Sunday, 30 September 2007

Advert Rant 1: As if we hadn't enough to worry about.

Advertising is a particular bugbear of mine. When I'm not avoiding being advertised to, I'm often to be found ranting about ads; their intrusiveness, the inanity of their content, etc. And tonight I got drawn in again.

Those kind people at Dove have hit on the idea that women of a certain age have nothing better to do than fret and fuss over the state of every last inch of their skin. They've even brought out a 'Pro-Age' deodorant to help with the bits they didn't realise they should be fretting about. Now, I'm some years away from the 'Pro-Age' target demographic yet, so I guess Dove don't care if I shout at their ads, but come on. Armpits?

I don't know about you, but if I find myself in a position where I'm wondering how old another woman is, I don't usually find myself tring to sneak a peek at her armpits when she's not looking. And, just in case any of you were wondering if attention to armpit detail affects your ability to attract men, consider this. When was the last time you saw a bunch of men sat in a bar/on a building site/hanging out of a white van shouting 'Look at the pits on THAT!'?

I rest my case. Armpits only attract attention when they contain more hair than is considered usual here.

You don't need it.

Saturday, 29 September 2007

Other Mothers Are the Enemy

Before I start on this one, I just want to make it absolutely clear that the above statement does not apply to the circles of mums in which I socialise in real life.

I think I might be one of the lucky ones. Fairly early on in pregnancy, I started noticing that something that should be one of life's great levellers - an experience to unite women from all walks of life - seemed to be having the opposite effect. Yes, I had started looking at the internet forums and discussion groups for pregnant women and mothers.

Perhaps it's just a reflection on my own failings, but I really cannot bear these sites. For some reason, most of them seem to degenerate fairly quickly into vicious online cat-fighting. Let me give you an example from a recent one:

"Well, the reaction of the usual suspects to this article is to demonstrate how being a stay at home mother makes you totally lose your sense of humour and become a vicious, bitchy, judgemental old nag."

"Of course housewives are hugely dull. It's why most alphamummies can think of nothing worse than chatting to them...The yummiest mothers of all are those with careers, a life apart from (and also with) their children, a place in the adult world and the money to dress themselves rather than having to part their legs and iron his shirt in return for the allowance that pays for their leggings and sweat shirts."

"So those women for whom spending time in the office is more important to them than spending time with their children, won't get the slightest upset at being told they are selfish, self-obsessed cows who don't give a toss about their children, who measure their value by how high up the male corporate hierachy they've clawed their way, and whether they..."


And that's one of the better sites - when I say better, I mean the spelling's good, complete sentences are used, and there is no txtspk or 'lol'-ing. The sentiments are just as awful as those found on the more widely used sites.

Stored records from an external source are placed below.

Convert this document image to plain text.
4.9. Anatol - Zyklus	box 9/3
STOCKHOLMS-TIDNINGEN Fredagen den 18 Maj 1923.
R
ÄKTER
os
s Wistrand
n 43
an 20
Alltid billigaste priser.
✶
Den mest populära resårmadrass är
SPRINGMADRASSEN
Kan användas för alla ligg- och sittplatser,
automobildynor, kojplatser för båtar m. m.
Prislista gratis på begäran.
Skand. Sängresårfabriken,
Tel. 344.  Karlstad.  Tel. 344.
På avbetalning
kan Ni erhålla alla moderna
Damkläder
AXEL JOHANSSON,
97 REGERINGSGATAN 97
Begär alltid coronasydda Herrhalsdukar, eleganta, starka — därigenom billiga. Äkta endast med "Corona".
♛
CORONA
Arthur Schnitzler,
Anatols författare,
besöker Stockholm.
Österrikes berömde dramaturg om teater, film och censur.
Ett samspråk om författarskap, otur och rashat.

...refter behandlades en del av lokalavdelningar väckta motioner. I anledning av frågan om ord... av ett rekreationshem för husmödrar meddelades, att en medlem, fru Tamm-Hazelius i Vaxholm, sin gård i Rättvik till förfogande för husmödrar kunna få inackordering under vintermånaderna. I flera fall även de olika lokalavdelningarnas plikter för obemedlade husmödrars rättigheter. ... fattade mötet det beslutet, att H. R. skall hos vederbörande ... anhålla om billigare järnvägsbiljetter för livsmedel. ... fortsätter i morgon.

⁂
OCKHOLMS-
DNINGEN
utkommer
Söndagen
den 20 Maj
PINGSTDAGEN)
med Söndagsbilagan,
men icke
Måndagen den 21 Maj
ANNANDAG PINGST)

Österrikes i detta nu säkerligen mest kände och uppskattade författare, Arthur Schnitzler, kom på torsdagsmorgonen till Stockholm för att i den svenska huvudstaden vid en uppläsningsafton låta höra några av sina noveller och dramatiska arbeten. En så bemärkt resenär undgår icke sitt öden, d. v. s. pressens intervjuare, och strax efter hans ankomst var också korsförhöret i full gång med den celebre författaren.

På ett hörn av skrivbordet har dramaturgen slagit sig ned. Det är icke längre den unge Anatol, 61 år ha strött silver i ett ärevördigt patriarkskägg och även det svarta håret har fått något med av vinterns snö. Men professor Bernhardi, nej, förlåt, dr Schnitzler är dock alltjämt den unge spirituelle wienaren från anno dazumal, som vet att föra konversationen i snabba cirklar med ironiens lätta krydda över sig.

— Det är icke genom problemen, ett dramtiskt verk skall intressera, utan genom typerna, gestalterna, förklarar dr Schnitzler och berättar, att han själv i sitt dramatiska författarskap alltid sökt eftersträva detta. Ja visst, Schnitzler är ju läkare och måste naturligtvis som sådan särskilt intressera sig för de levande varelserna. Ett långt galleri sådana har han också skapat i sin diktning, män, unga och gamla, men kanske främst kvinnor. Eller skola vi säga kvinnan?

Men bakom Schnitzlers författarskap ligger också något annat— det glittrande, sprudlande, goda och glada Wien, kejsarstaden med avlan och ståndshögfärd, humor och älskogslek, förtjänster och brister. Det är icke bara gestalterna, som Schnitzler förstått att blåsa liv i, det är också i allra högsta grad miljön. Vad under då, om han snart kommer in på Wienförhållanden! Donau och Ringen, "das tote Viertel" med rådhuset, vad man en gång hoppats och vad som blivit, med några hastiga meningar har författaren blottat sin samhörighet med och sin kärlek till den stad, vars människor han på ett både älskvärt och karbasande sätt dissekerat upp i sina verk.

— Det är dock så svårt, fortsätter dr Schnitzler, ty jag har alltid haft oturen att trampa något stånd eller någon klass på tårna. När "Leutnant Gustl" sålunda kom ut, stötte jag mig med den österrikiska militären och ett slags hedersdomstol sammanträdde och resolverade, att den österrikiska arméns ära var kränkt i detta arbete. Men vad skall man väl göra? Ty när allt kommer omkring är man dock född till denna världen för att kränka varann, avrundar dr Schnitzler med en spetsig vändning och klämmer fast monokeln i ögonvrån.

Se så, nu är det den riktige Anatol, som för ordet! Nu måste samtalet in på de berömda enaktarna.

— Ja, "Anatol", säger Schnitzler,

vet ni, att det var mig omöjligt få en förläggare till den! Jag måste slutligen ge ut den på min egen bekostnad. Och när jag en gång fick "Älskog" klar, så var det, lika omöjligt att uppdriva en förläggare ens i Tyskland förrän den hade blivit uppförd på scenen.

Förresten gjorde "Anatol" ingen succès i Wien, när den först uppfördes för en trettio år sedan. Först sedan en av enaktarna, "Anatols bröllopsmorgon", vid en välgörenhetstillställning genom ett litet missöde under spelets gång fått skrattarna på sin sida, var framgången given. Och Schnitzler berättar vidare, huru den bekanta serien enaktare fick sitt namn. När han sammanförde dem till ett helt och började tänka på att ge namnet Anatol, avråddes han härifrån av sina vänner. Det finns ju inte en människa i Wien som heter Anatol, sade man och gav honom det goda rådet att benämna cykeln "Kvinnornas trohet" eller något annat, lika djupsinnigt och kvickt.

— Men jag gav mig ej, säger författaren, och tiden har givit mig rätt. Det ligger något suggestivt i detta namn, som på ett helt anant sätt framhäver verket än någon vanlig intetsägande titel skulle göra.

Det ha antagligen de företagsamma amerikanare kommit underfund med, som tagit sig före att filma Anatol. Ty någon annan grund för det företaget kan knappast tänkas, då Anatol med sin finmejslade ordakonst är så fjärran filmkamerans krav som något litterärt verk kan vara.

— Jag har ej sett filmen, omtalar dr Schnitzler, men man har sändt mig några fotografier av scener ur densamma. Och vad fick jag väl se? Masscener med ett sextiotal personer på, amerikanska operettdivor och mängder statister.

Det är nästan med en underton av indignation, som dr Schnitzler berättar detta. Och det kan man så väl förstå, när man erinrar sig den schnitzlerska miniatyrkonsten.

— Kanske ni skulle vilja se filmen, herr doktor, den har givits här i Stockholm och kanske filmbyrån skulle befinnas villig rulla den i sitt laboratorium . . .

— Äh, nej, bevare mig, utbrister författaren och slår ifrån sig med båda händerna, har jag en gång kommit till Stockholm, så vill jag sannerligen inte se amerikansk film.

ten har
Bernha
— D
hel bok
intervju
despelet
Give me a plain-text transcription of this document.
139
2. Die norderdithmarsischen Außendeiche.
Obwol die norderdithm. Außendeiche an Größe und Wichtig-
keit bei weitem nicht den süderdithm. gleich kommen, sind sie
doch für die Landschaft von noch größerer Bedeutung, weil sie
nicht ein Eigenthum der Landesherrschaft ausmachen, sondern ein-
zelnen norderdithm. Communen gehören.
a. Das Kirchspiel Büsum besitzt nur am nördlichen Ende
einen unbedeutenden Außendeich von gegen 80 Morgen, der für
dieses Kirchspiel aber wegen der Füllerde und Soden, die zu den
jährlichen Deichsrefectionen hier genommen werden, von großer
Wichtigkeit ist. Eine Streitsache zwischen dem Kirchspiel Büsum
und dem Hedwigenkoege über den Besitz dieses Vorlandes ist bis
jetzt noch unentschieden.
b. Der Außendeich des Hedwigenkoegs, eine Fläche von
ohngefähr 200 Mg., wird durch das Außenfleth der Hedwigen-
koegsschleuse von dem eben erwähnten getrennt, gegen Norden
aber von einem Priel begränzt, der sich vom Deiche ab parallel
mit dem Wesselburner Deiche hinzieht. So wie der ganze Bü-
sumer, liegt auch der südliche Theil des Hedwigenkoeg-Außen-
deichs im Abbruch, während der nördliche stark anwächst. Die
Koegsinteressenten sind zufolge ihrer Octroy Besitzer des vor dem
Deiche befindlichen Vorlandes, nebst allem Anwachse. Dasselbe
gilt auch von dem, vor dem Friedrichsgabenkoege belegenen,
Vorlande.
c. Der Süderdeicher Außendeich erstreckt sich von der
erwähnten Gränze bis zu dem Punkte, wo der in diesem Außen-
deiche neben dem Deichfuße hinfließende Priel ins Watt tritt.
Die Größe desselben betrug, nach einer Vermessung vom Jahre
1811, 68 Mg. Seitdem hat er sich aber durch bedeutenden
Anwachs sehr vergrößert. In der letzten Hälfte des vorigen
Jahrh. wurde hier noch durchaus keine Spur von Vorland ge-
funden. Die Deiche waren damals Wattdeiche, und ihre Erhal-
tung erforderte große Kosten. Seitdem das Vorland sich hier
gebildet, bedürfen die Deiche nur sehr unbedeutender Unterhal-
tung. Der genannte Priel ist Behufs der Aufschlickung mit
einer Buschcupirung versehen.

As a woman, I find it deeply embarrassing that fellow women can carry on in this way. Does it happen in real life too? My mum-friends seem to get on really well, despite the usual differences - work/stay-at-home, routine queens/attachment parents, green/convenience products etc. Maybe they do go away and slag each other off online, but I'd like to think not. As far as I can see, they're all bright and secure enough to have realised that there is no 'one-size-fits-all' template of unquestionable correctness. I think they realise that if someone makes a different choice, it's not to cause personal insult/damage the feminist cause/irreversibly damage their child; and they don't need stamping all over and publicly humiliating until they concede.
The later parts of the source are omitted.